1949年后,中国很多所谓天灾背后,其实都是人祸导致的。2005年才解密,震惊世界的河南“75·8”水库溃坝事件,被美国的探索频道评为“世界十大技术灾难”第一名,甚至超越苏联切尔诺贝利核事故,也是人类历史上迄今为止死亡人数最多的溃坝事件。中共建国后在水利建设方面完全照抄苏联,不顾国情实际,用大修水库的方式来治理洪涝灾害。在溃坝悲剧发生的河南驻马店,仅在1957-1959年间就修建了100多座水库。这些中小型水库工程品质低劣、偷工减料,更要命的是,它的设计思路有重大的缺陷,无一例外的都是重视蓄水、轻视防洪,有些水库的泄洪口长期都是堵塞的。导致这些水库在暴雨情况下的泄洪能力极差。当时河南省水利厅总工程师陈惺看出了问题严重性,提出反对意见,他认为在平原地区修这么多水库,而且重蓄轻排,不仅解决不了洪涝灾害,反而会引发更严重的次生灾害。但不幸的是,中共是容不下说真话说实话的人的,陈惺的意见不仅没有被采纳,反而在反右中又被打成“右倾机会主义分子”、发配河南信阳劳改。这种情况下,天灾变成人祸就不可避免了。1975年8月4日至8日,驻马店地区连降暴雨,降水量超过超过中国有水文记载以来的的正式记录,这个时候才想起开闸泄洪已经来不及了,本来各个水库的泄洪能力就很差,在连续的大暴雨下,包括板桥水库在内的62座水库泄洪不畅,相继溃坝。

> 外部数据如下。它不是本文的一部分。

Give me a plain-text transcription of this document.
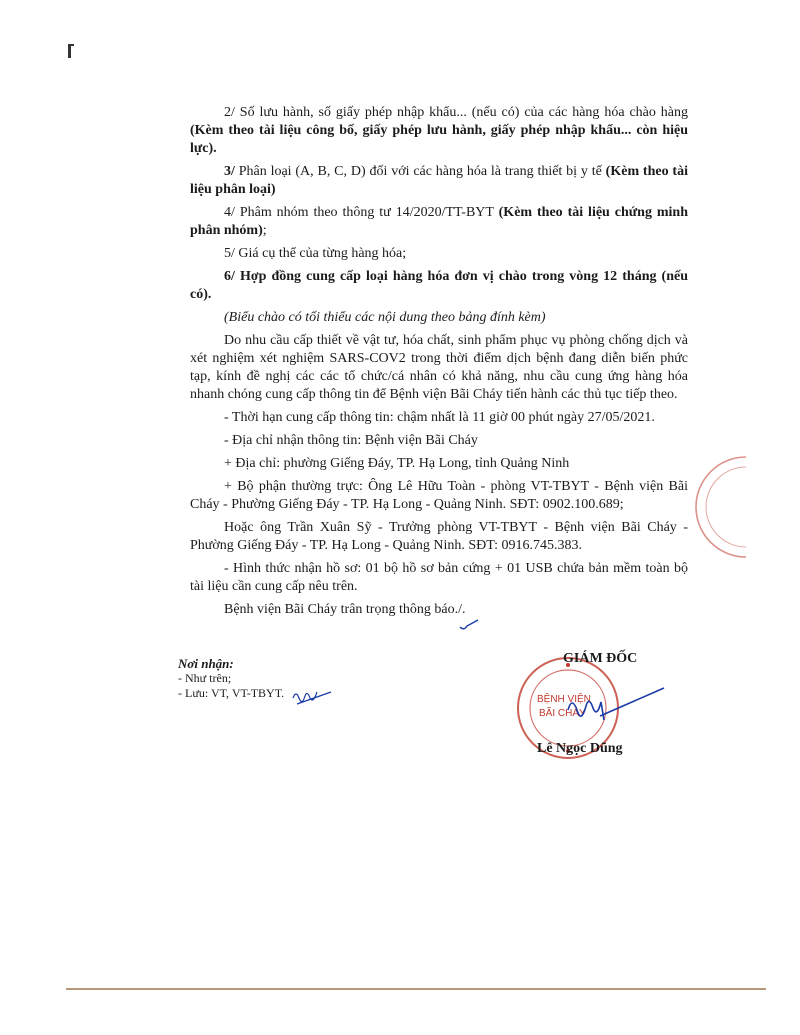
2/ Số lưu hành, số giấy phép nhập khẩu... (nếu có) của các hàng hóa chào hàng (Kèm theo tài liệu công bố, giấy phép lưu hành, giấy phép nhập khẩu... còn hiệu lực).

3/ Phân loại (A, B, C, D) đối với các hàng hóa là trang thiết bị y tế (Kèm theo tài liệu phân loại)

4/ Phâm nhóm theo thông tư 14/2020/TT-BYT (Kèm theo tài liệu chứng minh phân nhóm);

5/ Giá cụ thể của từng hàng hóa;

6/ Hợp đồng cung cấp loại hàng hóa đơn vị chào trong vòng 12 tháng (nếu có).

(Biểu chào có tối thiểu các nội dung theo bảng đính kèm)

Do nhu cầu cấp thiết về vật tư, hóa chất, sinh phẩm phục vụ phòng chống dịch và xét nghiệm xét nghiệm SARS-COV2 trong thời điểm dịch bệnh đang diễn biến phức tạp, kính đề nghị các các tổ chức/cá nhân có khả năng, nhu cầu cung ứng hàng hóa nhanh chóng cung cấp thông tin để Bệnh viện Bãi Cháy tiến hành các thủ tục tiếp theo.

- Thời hạn cung cấp thông tin: chậm nhất là 11 giờ 00 phút ngày 27/05/2021.

- Địa chỉ nhận thông tin: Bệnh viện Bãi Cháy

+ Địa chỉ: phường Giếng Đáy, TP. Hạ Long, tỉnh Quảng Ninh

+ Bộ phận thường trực: Ông Lê Hữu Toàn - phòng VT-TBYT - Bệnh viện Bãi Cháy - Phường Giếng Đáy - TP. Hạ Long - Quảng Ninh. SĐT: 0902.100.689;

Hoặc ông Trần Xuân Sỹ - Trưởng phòng VT-TBYT - Bệnh viện Bãi Cháy - Phường Giếng Đáy - TP. Hạ Long - Quảng Ninh. SĐT: 0916.745.383.

- Hình thức nhận hồ sơ: 01 bộ hồ sơ bản cứng + 01 USB chứa bản mềm toàn bộ tài liệu cần cung cấp nêu trên.

Bệnh viện Bãi Cháy trân trọng thông báo./.

Nơi nhận:
- Như trên;
- Lưu: VT, VT-TBYT.	BỆNH VIỆN
BÃI CHÁY
GIÁM ĐỐC
Lê Ngọc Dũng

由于根本没有人通知群众转移,结果无处可逃的下游地区村镇,一夜之间,全部被巨浪淹没,首当其冲的是一个叫做道文城公社,全村死绝,227户人家没一个活口。然后洪水又掠过毫无准备的遂平县、上蔡县,新蔡县,汝南县,平舆县,几天之内,淹死的人数就多达85600人,受灾的人数高达1100万。这个数据是来自河南官方上报的数据。其实按照中共一贯欺上瞒下的传统,真实的数据可能更为惊人。

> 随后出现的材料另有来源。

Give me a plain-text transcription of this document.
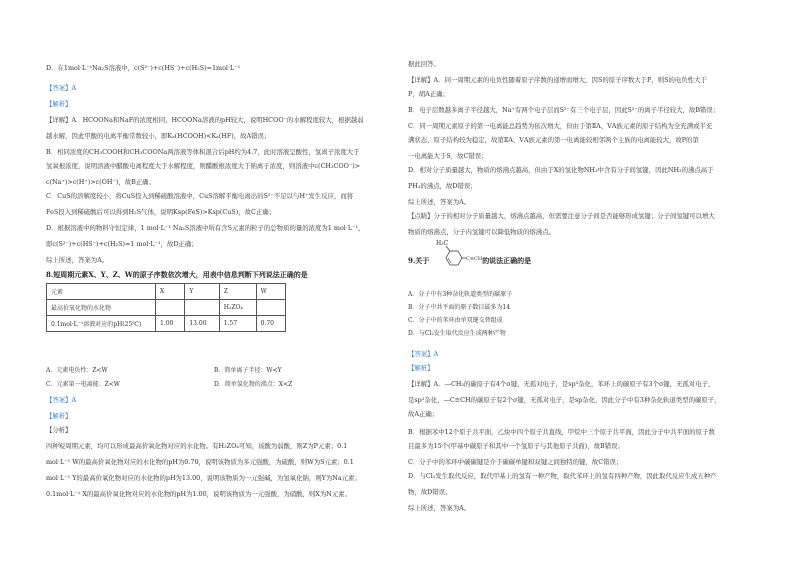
D．在1mol·L⁻¹Na₂S溶液中，c(S²⁻)+c(HS⁻)+c(H₂S)=1mol·L⁻¹
【答案】A
【解析】
【详解】A．HCOONa和NaF的浓度相同，HCOONa溶液的pH较大，说明HCOO⁻的水解程度较大，根据越弱
越水解，因此甲酸的电离平衡常数较小，即Kₐ(HCOOH)<Kₐ(HF)，故A错误；
B．相同浓度的CH₃COOH和CH₃COONa两溶液等体积混合后pH约为4.7，此时溶液呈酸性，氢离子浓度大于
氢氧根浓度，说明溶液中醋酸电离程度大于水解程度，则醋酸根浓度大于钠离子浓度，则溶液中c(CH₃COO⁻)>
c(Na⁺)>c(H⁺)>c(OH⁻)，故B正确；
C．CuS的溶解度较小，将CuS投入到稀硫酸溶液中，CuS溶解平衡电离出的S²⁻不足以与H⁺发生反应，而将
FeS投入到稀硫酸后可以得到H₂S气体，说明Ksp(FeS)>Ksp(CuS)，故C正确；
D．根据溶液中的物料守恒定律，1 mol·L⁻¹ Na₂S溶液中所有含S元素的粒子的总物质的量的浓度为1 mol·L⁻¹，
即c(S²⁻)+c(HS⁻)+c(H₂S)=1 mol·L⁻¹，故D正确；
综上所述，答案为A。
8.短周期元素X、Y、Z、W的原子序数依次增大，用表中信息判断下列说法正确的是
元素	X	Y	Z	W
最高价氧化物的水化物			H₃ZO₄	
0.1mol·L⁻¹溶液对应的pH(25℃)	1.00	13.00	1.57	0.70
A．元素电负性：Z<W	B．简单离子半径：W<Y
C．元素第一电离能：Z<W	D．简单氢化物的沸点：X<Z
【答案】A
【解析】
【分析】
四种短周期元素，均可以形成最高价氧化物对应的水化物。有H₃ZO₄可知，该酸为弱酸，则Z为P元素；0.1
mol·L⁻¹ W的最高价氧化物对应的水化物的pH为0.70，说明该物质为多元强酸，为硫酸，则W为S元素；0.1
mol·L⁻¹ Y的最高价氧化物对应的水化物的pH为13.00，说明该物质为一元强碱，为氢氧化钠，则Y为Na元素；
0.1mol·L⁻¹ X的最高价氧化物对应的水化物的pH为1.00，说明该物质为一元强酸，为硝酸，则X为N元素。
据此回答。
【详解】A．同一周期元素的电负性随着原子序数的递增而增大，因S的原子序数大于P，则S的电负性大于
P，胡A正确；
B．电子层数越多离子半径越大，Na⁺有两个电子层而S²⁻有三个电子层，因此S²⁻的离子半径较大，故B错误；
C．同一周期元素原子的第一电离能总趋势为依次增大，但由于第ⅡA、ⅤA族元素的原子结构为全充满或半充
满状态，原子结构较为稳定，故第ⅡA、ⅤA族元素的第一电离能较相邻两个主族的电离能较大，故P的第
一电离能大于S，故C错误；
D．相对分子质量越大，物质的熔沸点越高，但由于X的氢化物NH₃中含有分子间氢键，因此NH₃的沸点高于
PH₃的沸点，故D错误；
综上所述，答案为A。
【点睛】分子的相对分子质量越大，熔沸点越高，但需要注意分子间是否能够形成氢键；分子间氢键可以增大
物质的熔沸点，分子内氢键可以降低物质的熔沸点。
9.关于	的说法正确的是
H₃C
C≡CH
A．分子中有3种杂化轨道类型的碳原子
B．分子中共平面的原子数目最多为14
C．分子中的苯环由单双键交替组成
D．与Cl₂发生取代反应生成两种产物
【答案】A
【解析】
【详解】A．—CH₃的碳原子有4个σ键，无孤对电子，是sp³杂化，苯环上的碳原子有3个σ键，无孤对电子，
是sp²杂化，—C≡CH的碳原子有2个σ键，无孤对电子，是sp杂化，因此分子中有3种杂化轨道类型的碳原子，
故A正确；
B．根据苯中12个原子共平面，乙炔中四个原子共直线，甲烷中三个原子共平面，因此分子中共平面的原子数
目最多为15个(甲基中碳原子和其中一个氢原子与其他原子共面)，故B错误；
C．分子中的苯环中碳碳键是介于碳碳单键和双键之间独特的键，故C错误；
D．与Cl₂发生取代反应，取代甲基上的氢有一种产物，取代苯环上的氢有四种产物，因此取代反应生成五种产
物，故D错误。
综上所述，答案为A。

由于当时正是文革期间,救灾不力,洪灾过后的尸体之类的根本得不到及时处理,结果很快又引发疫情,在随后的一个月中又有14.5万人因为传染病和饥荒而死。整个水灾保守估计总共死亡的人数超过22万,美国的探索频道认为实际人数超过24万。不管那个数据,都是世界之最。正因为如此,美国探索频道把它排在世人震惊的切尔诺贝利核电站事故的前面,位列“世界十大技术灾难”首位。但这场堪比唐山大地震的人祸惨剧,一直被中共官方掩盖,30年后才欲说还休的解密。以至于很多河南人都不知道这个并不遥远的悲剧。


谢选骏指出:信息决定命运,信息不够就命运不济。最为可悲的还不是“没有知识”,而是遭到了“新闻封锁”,结果蒙在鼓里,束手待毙。由此可见,“新闻自由”的重要性。新闻封锁——导致洪水滔天!